Among our biggest accomplishments has been a considerable improvement of map rendering performance within a custom mapping service in in-vehicle navigation systems. It took the Intellias rendering team about a year to improve performance of the layer rendering processes. The goal was to achieve up to a 50% reduction in total CPU use and up to a 25% reduction in CPU use for rendering. To accomplish this, we used instrumentation and sampling profilers (Telemetry, Easy Profiler, VS profiler, VTune), the VS memory profiler, RenderDoc, and the NVIDIA Tegra debugger.
Intellias engineers managed to halve the average render time per layer, from 35 to 45 milliseconds down to 20 to 25 milliseconds. This considerable reduction was achieved through:
- mathematical optimization (specifically with the box-frustum intersection test)
- algorithmic improvements (faster projection code)
- removing obsolete functionality and unused code
- calculation asynchronization
- reducing calculations within a given scope
- removing a huge memory access gap
- minimizing allocation using a per-frame allocator
- unifying threads (trading CPU utilization for latency)
- frame synchronization
- simplifying heuristics
In addition, our test engineers set up a comprehensive rendering testing strategy. All testing is performed manually on various automotive head units and emulators.
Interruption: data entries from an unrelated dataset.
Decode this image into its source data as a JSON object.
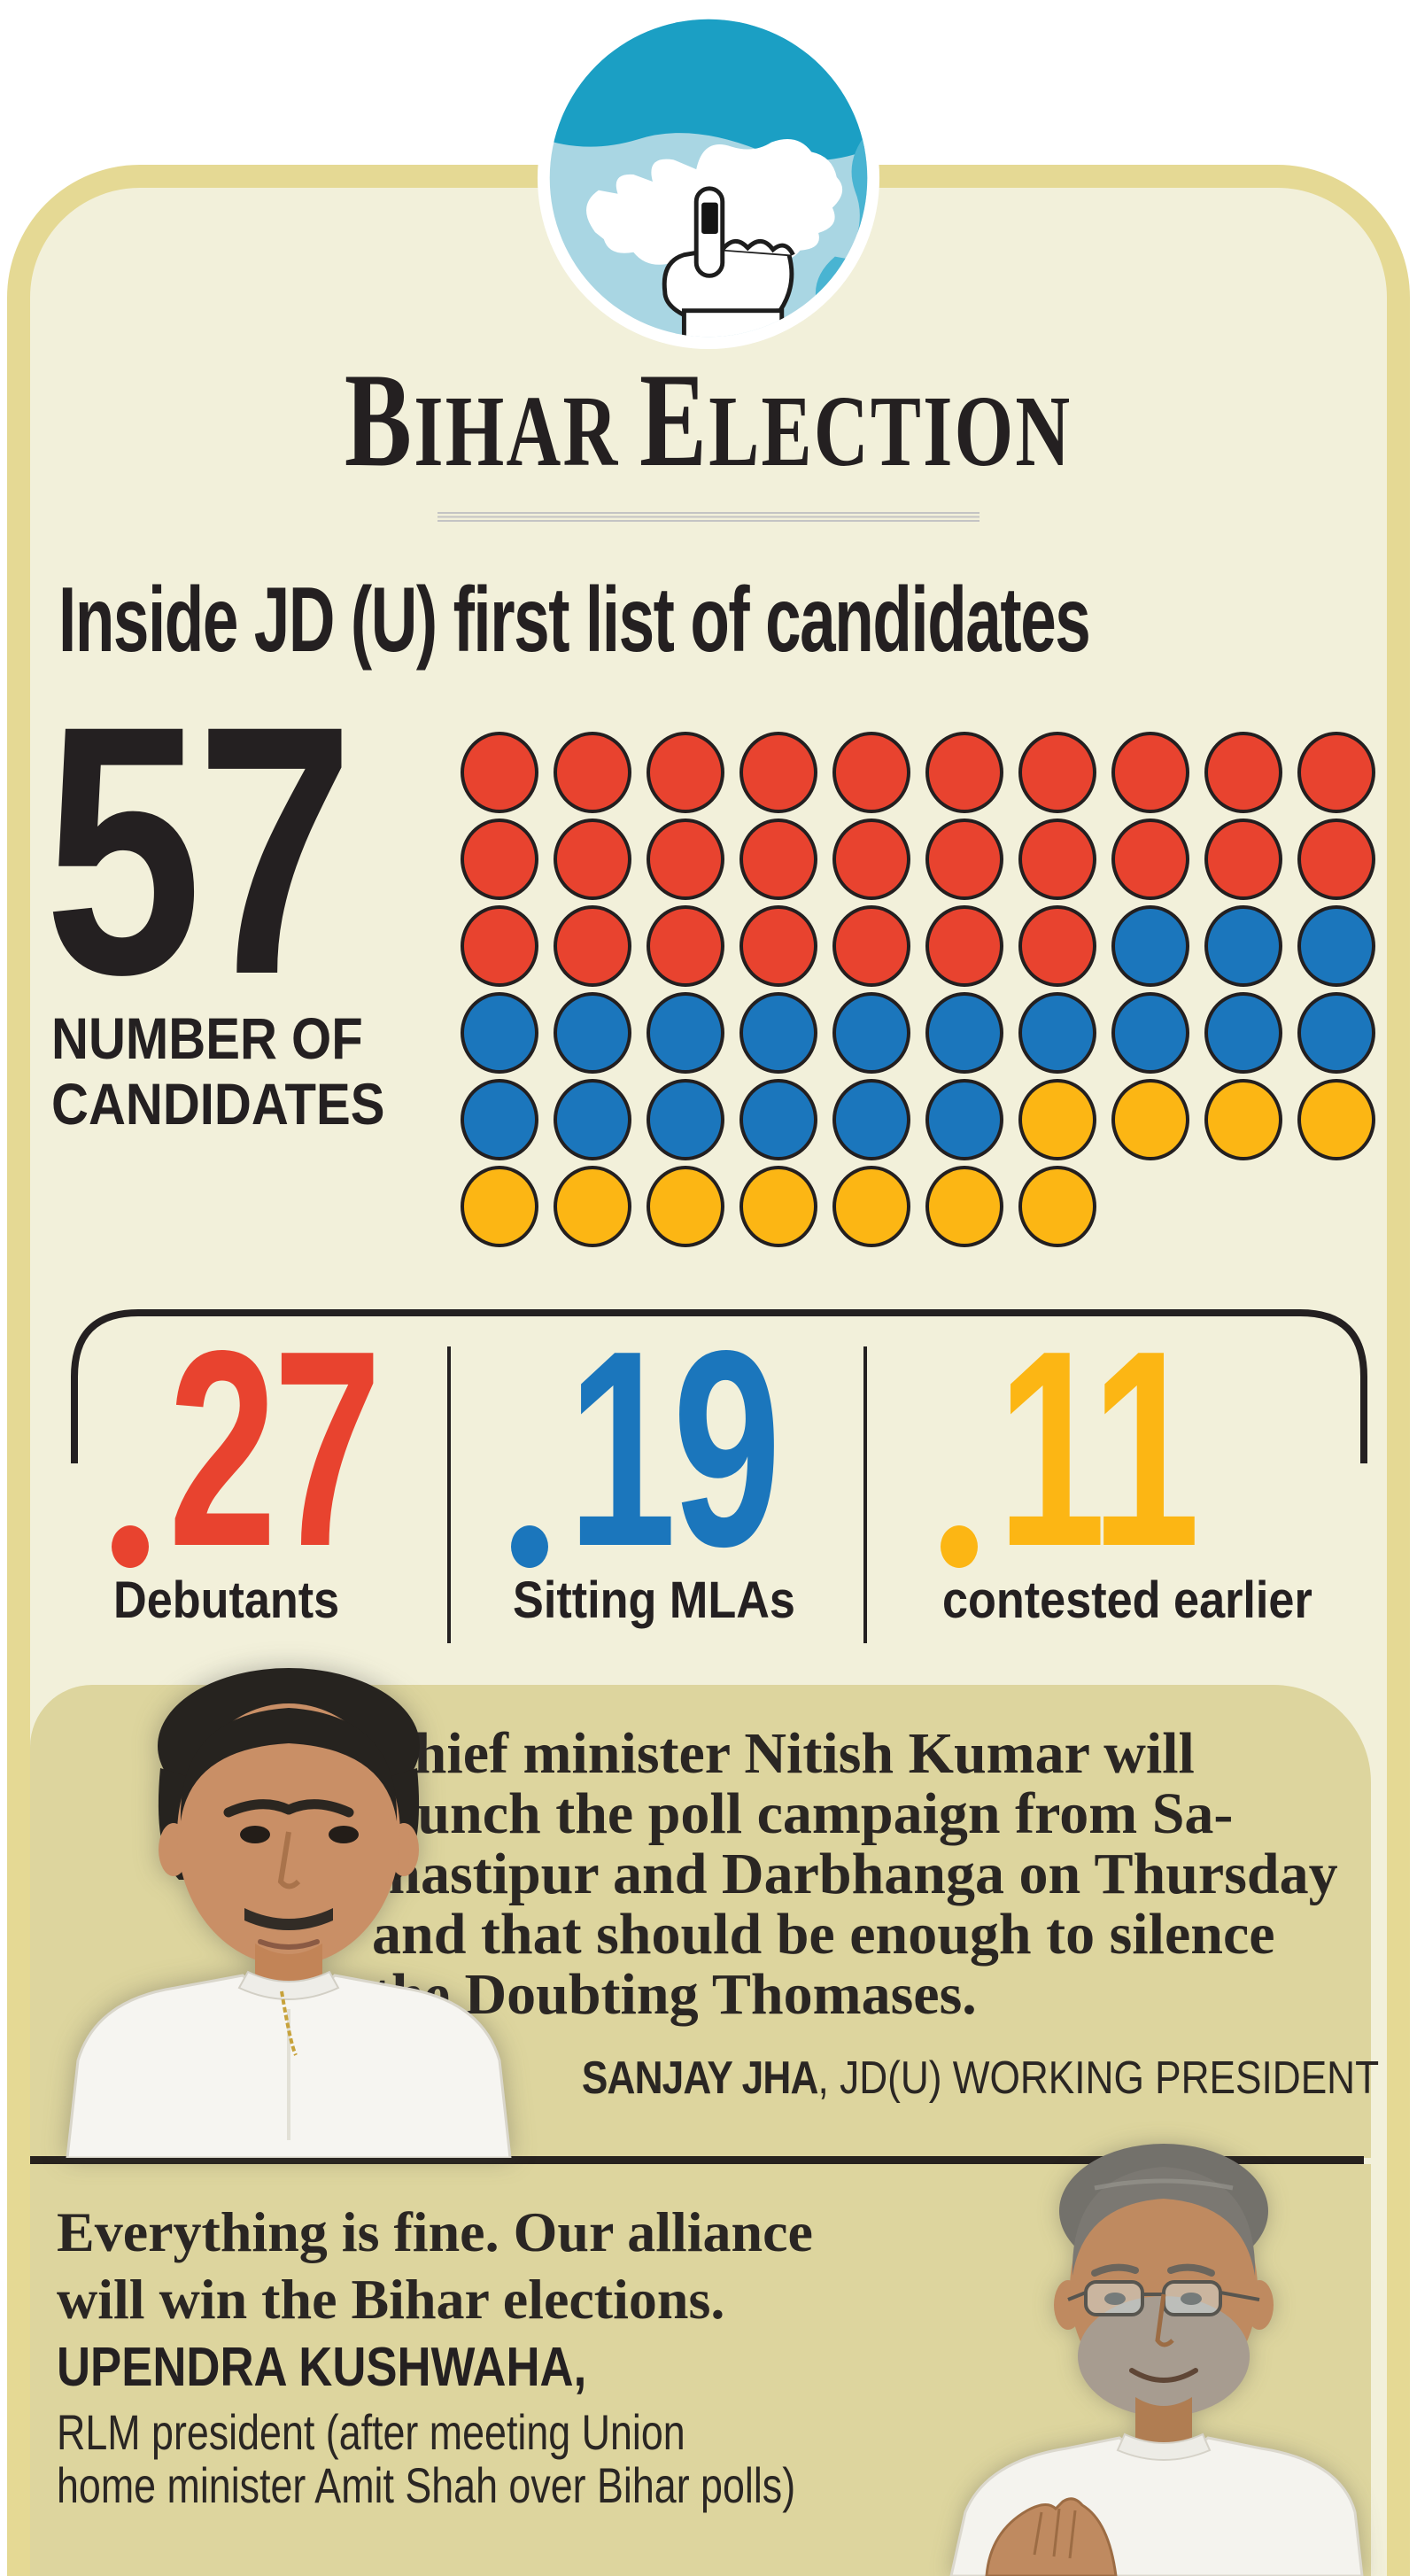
{
  "masthead": {
    "parts": [
      "B",
      "IHAR",
      "E",
      "LECTION"
    ],
    "full_title": "BIHAR ELECTION"
  },
  "headline": {
    "text": "Inside JD (U) first list of candidates"
  },
  "total": {
    "value": "57",
    "label_lines": [
      "NUMBER OF",
      "CANDIDATES"
    ]
  },
  "dot_matrix": {
    "palette": {
      "R": "#e8432f",
      "B": "#1b76bc",
      "Y": "#fcb614"
    },
    "outline": "#231f20",
    "rows": [
      "RRRRRRRRRR",
      "RRRRRRRRRR",
      "RRRRRRRBBB",
      "BBBBBBBBBB",
      "BBBBBBYYYY",
      "YYYYYYY"
    ]
  },
  "breakdown": {
    "items": [
      {
        "value": "27",
        "label": "Debutants",
        "color": "#e8432f"
      },
      {
        "value": "19",
        "label": "Sitting MLAs",
        "color": "#1b76bc"
      },
      {
        "value": "11",
        "label": "contested earlier",
        "color": "#fcb614"
      }
    ]
  },
  "quote1": {
    "lines": [
      "Chief minister Nitish Kumar will",
      "launch the poll campaign from Sa-",
      "mastipur and Darbhanga on Thursday",
      "and that should be enough to silence",
      "the Doubting Thomases."
    ],
    "name": "SANJAY JHA",
    "role": ", JD(U) WORKING PRESIDENT"
  },
  "quote2": {
    "lines": [
      "Everything is fine. Our alliance",
      "will win the Bihar elections."
    ],
    "name": "UPENDRA KUSHWAHA,",
    "role_lines": [
      "RLM president (after meeting Union",
      "home minister Amit Shah over Bihar polls)"
    ]
  },
  "colors": {
    "card_border": "#e5d994",
    "card_background": "#f2f0da",
    "quote_box": "#ddd59e",
    "text_dark": "#242021",
    "red": "#e8432f",
    "blue": "#1b76bc",
    "yellow": "#fcb614",
    "icon_teal_dark": "#1b9fc4",
    "icon_teal_light": "#a9d6e3",
    "icon_teal_mid": "#49b4d2"
  },
  "chart_data": {
    "type": "pictogram",
    "title": "Inside JD (U) first list of candidates",
    "total": 57,
    "total_label": "NUMBER OF CANDIDATES",
    "unit": "candidates",
    "grid_columns": 10,
    "categories": [
      "Debutants",
      "Sitting MLAs",
      "contested earlier"
    ],
    "values": [
      27,
      19,
      11
    ],
    "colors": [
      "#e8432f",
      "#1b76bc",
      "#fcb614"
    ],
    "row_pattern": [
      "RRRRRRRRRR",
      "RRRRRRRRRR",
      "RRRRRRRBBB",
      "BBBBBBBBBB",
      "BBBBBBYYYY",
      "YYYYYYY"
    ],
    "legend_position": "below"
  }
}
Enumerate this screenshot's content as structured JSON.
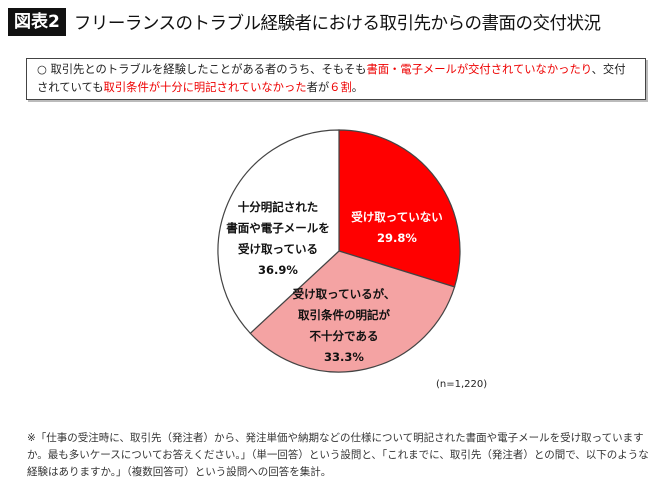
{
  "header": {
    "badge": "図表2",
    "title": "フリーランスのトラブル経験者における取引先からの書面の交付状況"
  },
  "summary": {
    "bullet": "○",
    "p1": "取引先とのトラブルを経験したことがある者のうち、そもそも",
    "r1": "書面・電子メールが交付されていなかったり",
    "p2": "、交付されていても",
    "r2": "取引条件が十分に明記されていなかった",
    "p3": "者が",
    "r3": "６割",
    "p4": "。"
  },
  "chart_data": {
    "type": "pie",
    "start": "12 o'clock, clockwise",
    "slices": [
      {
        "label": "受け取っていない",
        "value": 29.8,
        "value_label": "29.8%",
        "color": "#ff0000"
      },
      {
        "label": "受け取っているが、取引条件の明記が不十分である",
        "value": 33.3,
        "value_label": "33.3%",
        "color": "#f4a3a3"
      },
      {
        "label": "十分明記された書面や電子メールを受け取っている",
        "value": 36.9,
        "value_label": "36.9%",
        "color": "#ffffff"
      }
    ],
    "label_lines": [
      [
        "受け取っていない"
      ],
      [
        "受け取っているが、",
        "取引条件の明記が",
        "不十分である"
      ],
      [
        "十分明記された",
        "書面や電子メールを",
        "受け取っている"
      ]
    ],
    "n": "(n=1,220)"
  },
  "footnote": "※「仕事の受注時に、取引先（発注者）から、発注単価や納期などの仕様について明記された書面や電子メールを受け取っていますか。最も多いケースについてお答えください。」（単一回答）という設問と、「これまでに、取引先（発注者）との間で、以下のような経験はありますか。」（複数回答可）という設問への回答を集計。"
}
We’ve achieved great results together
The contribution by Intellias to our client’s automotive-grade map rendering engine has been highly acknowledged by the automotive end customer. Notably, the benefits of automotive rendering service performance optimization have been proven by rigorous testing on real-life hardware, not with synthetic tests. We helped almost double the map rendering service performance and increase the overall frames per second of the system.
Due to this impressive result as well as the specific technology expertise we’ve gained over years of collaboration, our Intellias team will soon take full ownership of the rendering workstream for the next-generation E2E car navigation solution for this customer. This next-generation solution is based on a completely new universal navigation rendering service that our team is also contributing to.